Auf der Messe präsent, in der Praxis (noch) eher weniger: das virtuelle Klassenzimmer. Foto: Deutsche Messe
Auf der Messe präsent, in der Praxis (noch) eher weniger: das virtuelle Klassenzimmer. Foto: Deutsche Messe

Deutschland herrscht weitgehende Einigkeit darüber, dass Schulen mit digitalen Medien arbeiten sollen. Allerdings: In den Koalitionsverhandlungen von Union und SPD im Bund vor einem Jahr wurde in letzter Minute das Vorhaben gestrichen, alle Schüler mit mobilen Endgeräten auszustatten. Aus dem alten Traum vom flächendeckenden Laptop-Einsatz in den Schulen wird auf längere Zeit wohl nichts werden. Aber: CDU/CSU und SPD verständigten sich darauf, die Digitalisierung im Bildungswesen voranzutreiben. Hierzu gehört unter anderem, gemeinsam mit den Ländern und weiteren Akteuren des Bildungswesens eine Strategie für das digitale Lernen, das heißt für die Entwicklung und die Nutzung von neuen Medien im Bildungsbereich, zu entwickeln. Auch strebt die Bundesregierung eine Stärkung der Kostenfreiheit bei digitalen Lernmitteln und den freien Zugang zu (bildungsrelevanten) wissenschaftlichen Inhalten im Internet an. Ähnlich wie im MINT-Bereich sollen Kinder und Jugendliche frühzeitig an Informatik- und IT-Themen herangeführt und für diese begeistert werden. Ziel ist es, auf diesem Wege junge Menschen für Ausbildungen und Studienfächer im Informatik- und IT-Bereich zu gewinnen. Zusätzlich plant die Bundesregierung die Einführung von Profilschulen „IT/Digital“ mit dem Schwerpunktprofil Informatik. Als Vorbild soll hier das Konzept der Eliteschulen des Sports dienen.

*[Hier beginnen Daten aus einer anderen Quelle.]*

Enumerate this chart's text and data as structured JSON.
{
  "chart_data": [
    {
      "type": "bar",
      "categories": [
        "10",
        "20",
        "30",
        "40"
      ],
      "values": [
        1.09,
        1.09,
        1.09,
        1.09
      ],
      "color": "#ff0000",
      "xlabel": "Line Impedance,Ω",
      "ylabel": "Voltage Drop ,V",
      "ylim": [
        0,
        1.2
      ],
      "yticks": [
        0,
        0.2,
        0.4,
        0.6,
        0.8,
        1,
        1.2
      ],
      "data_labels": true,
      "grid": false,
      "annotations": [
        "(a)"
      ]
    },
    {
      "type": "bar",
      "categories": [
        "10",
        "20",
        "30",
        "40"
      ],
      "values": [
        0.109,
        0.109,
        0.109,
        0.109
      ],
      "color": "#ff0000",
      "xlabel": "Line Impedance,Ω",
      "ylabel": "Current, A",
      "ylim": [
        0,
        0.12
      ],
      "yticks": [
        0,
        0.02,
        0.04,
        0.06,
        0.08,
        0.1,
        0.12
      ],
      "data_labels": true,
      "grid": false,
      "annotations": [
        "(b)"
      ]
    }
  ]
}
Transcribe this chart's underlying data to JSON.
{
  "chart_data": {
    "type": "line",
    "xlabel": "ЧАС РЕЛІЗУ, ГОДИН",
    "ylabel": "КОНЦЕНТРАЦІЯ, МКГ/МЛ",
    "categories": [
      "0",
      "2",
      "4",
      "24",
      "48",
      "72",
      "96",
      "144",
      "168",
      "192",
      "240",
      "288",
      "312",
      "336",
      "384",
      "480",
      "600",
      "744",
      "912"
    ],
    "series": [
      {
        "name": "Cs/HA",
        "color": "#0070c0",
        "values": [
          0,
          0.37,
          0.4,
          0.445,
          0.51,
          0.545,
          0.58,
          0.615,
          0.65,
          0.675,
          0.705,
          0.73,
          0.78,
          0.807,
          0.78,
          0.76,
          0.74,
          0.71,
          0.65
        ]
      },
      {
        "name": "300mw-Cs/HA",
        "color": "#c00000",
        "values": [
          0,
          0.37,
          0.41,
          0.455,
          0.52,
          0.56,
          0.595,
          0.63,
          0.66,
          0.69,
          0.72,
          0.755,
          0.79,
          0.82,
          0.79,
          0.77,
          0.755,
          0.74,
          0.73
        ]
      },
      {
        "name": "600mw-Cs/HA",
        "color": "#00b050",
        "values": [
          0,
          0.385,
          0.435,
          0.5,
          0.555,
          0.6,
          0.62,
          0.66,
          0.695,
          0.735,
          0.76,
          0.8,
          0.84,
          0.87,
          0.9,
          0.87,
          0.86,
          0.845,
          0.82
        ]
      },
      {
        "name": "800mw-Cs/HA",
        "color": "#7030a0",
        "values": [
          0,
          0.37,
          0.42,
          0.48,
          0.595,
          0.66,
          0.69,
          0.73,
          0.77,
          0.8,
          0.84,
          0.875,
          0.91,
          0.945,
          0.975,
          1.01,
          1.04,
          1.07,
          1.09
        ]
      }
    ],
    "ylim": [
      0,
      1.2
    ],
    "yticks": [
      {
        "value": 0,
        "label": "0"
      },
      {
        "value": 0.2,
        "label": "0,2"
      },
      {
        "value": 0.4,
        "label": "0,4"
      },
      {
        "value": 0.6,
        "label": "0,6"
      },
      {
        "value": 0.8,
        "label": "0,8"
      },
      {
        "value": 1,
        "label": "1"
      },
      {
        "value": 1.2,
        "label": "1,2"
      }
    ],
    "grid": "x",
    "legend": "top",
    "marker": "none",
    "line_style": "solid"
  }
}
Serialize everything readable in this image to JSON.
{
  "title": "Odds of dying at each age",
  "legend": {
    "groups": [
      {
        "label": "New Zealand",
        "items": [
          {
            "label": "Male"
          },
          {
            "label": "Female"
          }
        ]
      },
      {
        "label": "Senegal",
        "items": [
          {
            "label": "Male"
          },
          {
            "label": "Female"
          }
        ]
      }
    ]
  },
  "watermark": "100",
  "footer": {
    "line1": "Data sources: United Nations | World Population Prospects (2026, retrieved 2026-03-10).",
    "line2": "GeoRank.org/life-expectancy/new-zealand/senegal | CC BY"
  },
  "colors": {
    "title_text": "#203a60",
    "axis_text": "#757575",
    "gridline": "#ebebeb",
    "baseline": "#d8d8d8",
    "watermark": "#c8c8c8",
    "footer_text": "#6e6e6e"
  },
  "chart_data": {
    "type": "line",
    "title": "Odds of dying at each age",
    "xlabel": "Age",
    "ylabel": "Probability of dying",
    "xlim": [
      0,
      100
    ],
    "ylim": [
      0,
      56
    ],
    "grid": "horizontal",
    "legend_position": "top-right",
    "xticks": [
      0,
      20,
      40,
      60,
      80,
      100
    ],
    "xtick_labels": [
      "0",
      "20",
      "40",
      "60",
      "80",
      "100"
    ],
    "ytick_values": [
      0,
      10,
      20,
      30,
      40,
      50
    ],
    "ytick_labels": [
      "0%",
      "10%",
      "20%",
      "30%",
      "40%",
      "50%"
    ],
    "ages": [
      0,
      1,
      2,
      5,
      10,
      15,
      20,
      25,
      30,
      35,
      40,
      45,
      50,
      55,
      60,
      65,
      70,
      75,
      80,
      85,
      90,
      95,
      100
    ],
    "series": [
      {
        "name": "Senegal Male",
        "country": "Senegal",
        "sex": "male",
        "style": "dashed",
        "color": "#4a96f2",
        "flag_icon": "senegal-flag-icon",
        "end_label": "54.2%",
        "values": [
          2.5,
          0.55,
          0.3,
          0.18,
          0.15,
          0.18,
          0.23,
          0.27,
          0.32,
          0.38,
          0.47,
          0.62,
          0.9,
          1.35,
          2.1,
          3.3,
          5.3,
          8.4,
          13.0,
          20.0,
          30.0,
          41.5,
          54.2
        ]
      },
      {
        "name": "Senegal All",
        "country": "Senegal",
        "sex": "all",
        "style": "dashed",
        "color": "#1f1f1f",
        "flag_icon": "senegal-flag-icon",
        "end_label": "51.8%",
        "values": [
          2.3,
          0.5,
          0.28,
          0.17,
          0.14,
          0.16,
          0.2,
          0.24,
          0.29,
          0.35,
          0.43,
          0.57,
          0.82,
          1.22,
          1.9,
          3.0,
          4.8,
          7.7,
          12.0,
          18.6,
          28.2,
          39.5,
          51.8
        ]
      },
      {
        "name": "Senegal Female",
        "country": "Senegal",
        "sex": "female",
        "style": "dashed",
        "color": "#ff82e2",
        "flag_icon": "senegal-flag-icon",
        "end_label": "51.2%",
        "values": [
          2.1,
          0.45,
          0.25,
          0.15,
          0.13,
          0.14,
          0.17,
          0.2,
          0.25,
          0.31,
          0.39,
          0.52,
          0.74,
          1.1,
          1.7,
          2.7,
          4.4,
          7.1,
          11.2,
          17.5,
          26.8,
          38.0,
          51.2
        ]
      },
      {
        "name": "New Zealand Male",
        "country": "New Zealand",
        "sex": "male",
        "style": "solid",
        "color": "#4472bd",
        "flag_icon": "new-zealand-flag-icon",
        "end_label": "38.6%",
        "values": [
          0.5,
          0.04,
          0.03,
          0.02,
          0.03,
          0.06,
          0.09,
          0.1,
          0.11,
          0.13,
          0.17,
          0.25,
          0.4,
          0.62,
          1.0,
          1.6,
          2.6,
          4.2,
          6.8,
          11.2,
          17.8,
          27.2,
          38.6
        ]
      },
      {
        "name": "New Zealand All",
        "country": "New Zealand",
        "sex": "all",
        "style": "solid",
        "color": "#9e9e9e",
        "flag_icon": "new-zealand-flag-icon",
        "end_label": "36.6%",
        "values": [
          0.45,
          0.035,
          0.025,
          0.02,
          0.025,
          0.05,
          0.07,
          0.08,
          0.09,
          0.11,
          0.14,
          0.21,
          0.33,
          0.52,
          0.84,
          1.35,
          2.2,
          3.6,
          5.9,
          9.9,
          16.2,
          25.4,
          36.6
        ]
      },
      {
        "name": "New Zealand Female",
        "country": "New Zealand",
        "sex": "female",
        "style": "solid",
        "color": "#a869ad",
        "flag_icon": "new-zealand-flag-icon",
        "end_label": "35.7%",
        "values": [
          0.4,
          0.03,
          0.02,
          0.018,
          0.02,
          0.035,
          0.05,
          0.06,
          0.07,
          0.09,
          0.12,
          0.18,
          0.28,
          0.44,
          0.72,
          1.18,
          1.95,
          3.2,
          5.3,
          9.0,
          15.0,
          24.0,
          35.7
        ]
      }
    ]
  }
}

Angela Merkel wurde dann konkret: In deutschen Schulen sollte aus Sicht der Bundeskanzlerin mehr über die Herausforderungen des Computerzeitalters gesprochen werden. Die digitale Welt halte immer mehr in unser normales Leben Einzug, sagt Angela Merkel (CDU) im vergangenen Herbst in einem Video-Podcast – wohl nicht ganz zufällig im Vorfeld der Veröffentlichung der ICILS-Studie, bei der die Medienkompetenzen von Schülern international verglichen wurden. Die Vermittlung von Kenntnissen über Computer sei, so die Kanzlerin – „gegebenenfalls auch über Computersprachen, über die Nutzung digitaler Medien, aber auch die Nutzung der eigenen Persönlichkeitsrechte – was gebe ich preis, wie ist das mit den dauerhaften Verfügbarkeiten von Informationen?“ – die größte Herausforderung für die Schulen. „In welcher Form das in die Lehrpläne eingearbeitet wird, ist dann wieder die Entscheidung der jeweiligen Bundesländer“, fügte die Kanzlerin hinzu. Auch für die Lehrer sei die Digitalisierung vieler Lebensbereiche eine Herausforderung. Gemeinsam mit dem Ländern habe man deshalb eine Ausbildungsoffensive für Lehrer gestartet. Dazu trage der Bund in den nächsten zehn Jahren 500 Millionen Euro bei.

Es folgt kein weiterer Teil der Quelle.